WiteWulf · September 19, 2024, 1:35pm

I have a single periodic task configured on my Scale box to take a daily snapshot of the Apps dataset, and retain snapshots for 2 days. However, when I looked in the Datasets/Snapshots section of the UI just now I noticed that I have more than 2000 snapshots dating back to May.

Any idea why they’re not getting deleted, what I can do to fix that, and how I can clear out the old ones now?

Here’s a screenshoot of the snapshot task configuration:

WiteWulf · September 19, 2024, 1:47pm

Closer inspection of the snapshots shows that it is correctly only keeping 2 snapshots, as I only have one for today and yesterday in September. But then I have loads more from back in May/June that I need to get rid of. I guess I should learn how to use ‘zfs destroy’

winnielinnie · September 19, 2024, 1:57pm

What is their naming convention?

Are they recursive, or only for the Apps dataset directly?

How were they original created?

WiteWulf · September 19, 2024, 2:12pm

They’re recursive, so one for each folder under /Apps, with a naming convention as follows:

Apps/ubooquity@auto-2024-06-12_06-00 260K - 11.2M -
Apps/ubooquity@auto-2024-06-13_06-00 276K - 11.3M -
Apps/ubooquity@auto-2024-06-14_06-00 268K - 11.3M -
Apps/ubooquity@auto-2024-06-15_06-00 272K - 11.3M -

They were originally created by this same replication task when I was keeping snapshots for longer.

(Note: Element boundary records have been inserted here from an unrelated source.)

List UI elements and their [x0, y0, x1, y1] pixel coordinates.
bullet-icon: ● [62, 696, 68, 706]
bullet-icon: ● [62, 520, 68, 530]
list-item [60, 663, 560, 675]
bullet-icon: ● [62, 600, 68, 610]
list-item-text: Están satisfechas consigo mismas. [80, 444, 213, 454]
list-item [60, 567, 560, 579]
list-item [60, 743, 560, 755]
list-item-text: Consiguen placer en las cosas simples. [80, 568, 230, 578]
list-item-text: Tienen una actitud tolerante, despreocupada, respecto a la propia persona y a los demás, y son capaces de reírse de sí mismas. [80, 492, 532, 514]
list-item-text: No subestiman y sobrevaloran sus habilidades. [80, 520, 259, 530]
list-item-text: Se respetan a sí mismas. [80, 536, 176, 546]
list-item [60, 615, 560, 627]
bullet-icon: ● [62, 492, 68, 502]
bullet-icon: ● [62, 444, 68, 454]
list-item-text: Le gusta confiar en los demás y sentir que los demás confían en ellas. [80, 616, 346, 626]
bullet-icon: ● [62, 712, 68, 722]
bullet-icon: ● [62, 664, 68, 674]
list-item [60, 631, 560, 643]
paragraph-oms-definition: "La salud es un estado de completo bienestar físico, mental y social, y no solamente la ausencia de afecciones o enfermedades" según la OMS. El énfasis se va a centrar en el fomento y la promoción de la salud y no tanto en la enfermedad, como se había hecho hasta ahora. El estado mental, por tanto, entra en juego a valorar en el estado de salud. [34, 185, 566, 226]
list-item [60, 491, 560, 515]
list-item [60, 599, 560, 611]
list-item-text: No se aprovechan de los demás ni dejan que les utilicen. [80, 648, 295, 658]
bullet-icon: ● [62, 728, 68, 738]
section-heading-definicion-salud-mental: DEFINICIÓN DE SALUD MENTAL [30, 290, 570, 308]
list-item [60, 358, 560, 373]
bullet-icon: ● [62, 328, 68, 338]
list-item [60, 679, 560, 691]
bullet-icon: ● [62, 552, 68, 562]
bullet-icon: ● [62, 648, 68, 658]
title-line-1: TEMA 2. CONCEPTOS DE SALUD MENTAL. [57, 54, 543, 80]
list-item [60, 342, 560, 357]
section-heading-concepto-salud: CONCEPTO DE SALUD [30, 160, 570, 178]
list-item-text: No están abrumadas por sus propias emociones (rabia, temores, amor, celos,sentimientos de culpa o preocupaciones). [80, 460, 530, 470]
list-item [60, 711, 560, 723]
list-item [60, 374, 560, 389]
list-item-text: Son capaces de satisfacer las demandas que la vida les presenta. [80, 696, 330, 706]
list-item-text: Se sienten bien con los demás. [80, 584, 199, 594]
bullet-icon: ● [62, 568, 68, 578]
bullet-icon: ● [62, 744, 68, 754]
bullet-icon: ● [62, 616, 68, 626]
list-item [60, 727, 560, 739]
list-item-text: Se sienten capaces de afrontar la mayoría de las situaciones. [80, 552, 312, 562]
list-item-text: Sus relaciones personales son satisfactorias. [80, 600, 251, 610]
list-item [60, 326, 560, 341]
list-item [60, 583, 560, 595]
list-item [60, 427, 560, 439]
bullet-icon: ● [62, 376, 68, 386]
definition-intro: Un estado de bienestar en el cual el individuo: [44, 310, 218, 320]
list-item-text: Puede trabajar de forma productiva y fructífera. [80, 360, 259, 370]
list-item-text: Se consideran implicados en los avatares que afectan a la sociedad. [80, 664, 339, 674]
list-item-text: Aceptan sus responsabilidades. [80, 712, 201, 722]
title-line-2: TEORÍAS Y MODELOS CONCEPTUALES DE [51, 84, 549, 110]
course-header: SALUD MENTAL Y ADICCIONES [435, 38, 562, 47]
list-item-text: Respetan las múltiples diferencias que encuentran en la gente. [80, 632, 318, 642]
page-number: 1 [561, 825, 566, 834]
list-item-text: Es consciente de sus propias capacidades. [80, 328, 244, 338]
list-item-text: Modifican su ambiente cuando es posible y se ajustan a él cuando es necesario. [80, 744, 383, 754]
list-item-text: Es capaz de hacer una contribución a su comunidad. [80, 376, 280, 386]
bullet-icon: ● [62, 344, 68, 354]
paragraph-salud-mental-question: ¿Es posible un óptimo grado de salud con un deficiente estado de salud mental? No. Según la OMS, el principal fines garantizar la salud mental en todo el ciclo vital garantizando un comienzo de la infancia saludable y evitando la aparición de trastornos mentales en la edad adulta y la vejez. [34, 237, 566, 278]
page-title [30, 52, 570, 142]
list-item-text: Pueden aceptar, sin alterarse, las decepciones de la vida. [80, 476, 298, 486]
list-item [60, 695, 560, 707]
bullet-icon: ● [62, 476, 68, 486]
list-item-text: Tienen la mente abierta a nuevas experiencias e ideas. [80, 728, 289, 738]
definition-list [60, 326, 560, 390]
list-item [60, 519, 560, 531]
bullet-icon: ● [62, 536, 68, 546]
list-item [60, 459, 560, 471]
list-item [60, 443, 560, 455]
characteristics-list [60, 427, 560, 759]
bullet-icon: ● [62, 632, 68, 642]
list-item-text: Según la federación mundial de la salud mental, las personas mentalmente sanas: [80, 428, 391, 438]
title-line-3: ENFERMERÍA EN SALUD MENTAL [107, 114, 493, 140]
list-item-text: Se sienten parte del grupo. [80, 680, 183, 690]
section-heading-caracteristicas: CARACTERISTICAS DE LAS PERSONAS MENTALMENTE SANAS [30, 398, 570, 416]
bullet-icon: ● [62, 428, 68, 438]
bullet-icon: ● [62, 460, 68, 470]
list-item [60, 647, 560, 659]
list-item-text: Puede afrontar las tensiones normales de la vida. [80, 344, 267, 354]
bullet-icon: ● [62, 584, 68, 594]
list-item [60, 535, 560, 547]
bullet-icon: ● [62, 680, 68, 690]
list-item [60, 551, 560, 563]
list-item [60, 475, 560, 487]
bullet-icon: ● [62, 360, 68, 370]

I think when I shortened the retention period it didn’t automatically clear out the old snapshots I no longer wanted

The ‘@auto’ part of the name is what’s pertinent to these automated task snapshots

winnielinnie · September 19, 2024, 2:18pm

That’s 6am.

Your screenshot shows 5am.

This is the reason why zettarepl^[1] is not pruning them, since they do not match the naming schema.

zettarepl is name-based. It does not use a companion database or metadata, or any other means of understanding a snapshot other than its actual “parseable” name. ↩︎

WiteWulf · September 19, 2024, 2:20pm

Ah, so I must have changed the snapshot time at the same time. Makes sense when explained, not at all obvious when configuring it.

Thank you

winnielinnie · September 19, 2024, 2:26pm

You can use the % symbol to tell zfs destroy to delete an entire sequence of snapshots. Just be aware, it will destroy ALL snapshots in this range, based on their creation date, with a single command.

An example looks like the following.

To do a non-destructive “dry run”:

zfs destroy -nvr Apps@auto-2024-01-01_06-00%auto-2024-07-31_06-00

The above should cover all snapshots between January 1 and July 31, on the Apps dataset and all of its children.

It will tell you which snapshots would be destroyed, and how much space will be freed.

The -r will issue it recursively, to also apply to child datasets.

If you’re feeling brave, you can remove the -n flag, and run the command again with admin/sudo privileges.

I’d advise that you create a checkpoint first, just in case.

zpool checkpoint <nameofpool>

And then afterwards, if everything appears fine, you can remove the checkpoint:

zpool checkpoint -d <nameofpool>

WiteWulf · September 19, 2024, 2:35pm

Perfect, thanks again

WiteWulf · September 19, 2024, 2:40pm

Quick question, though, @winnielinnie: other than taking up space, does leaving snapshots and checkpoints in place have any performance impact?

In vmware it really slows down access to a storage volume if you’re making changes on top of a snapshot, so it’s considered bad practice to leave them around for longer than you need to. Is the same, or similar, a thing with ZFS?

winnielinnie · September 19, 2024, 2:44pm

ZFS snapshots (and checkpoints) don’t have that issue.

Leaving them can accumulate space over time, as well as create clutter when it comes to management.

But other than filling your pool’s capacity beyond 80%, you shouldn’t see any decrease in performance.

Protopia · September 19, 2024, 2:59pm

VMware and ZFS snapshots are very different beasts that work in completely different ways. ZFS snapshots and new data are in the same dataset. I have a feeling that VMware snapshots hold the new data on a completely different virtual disk.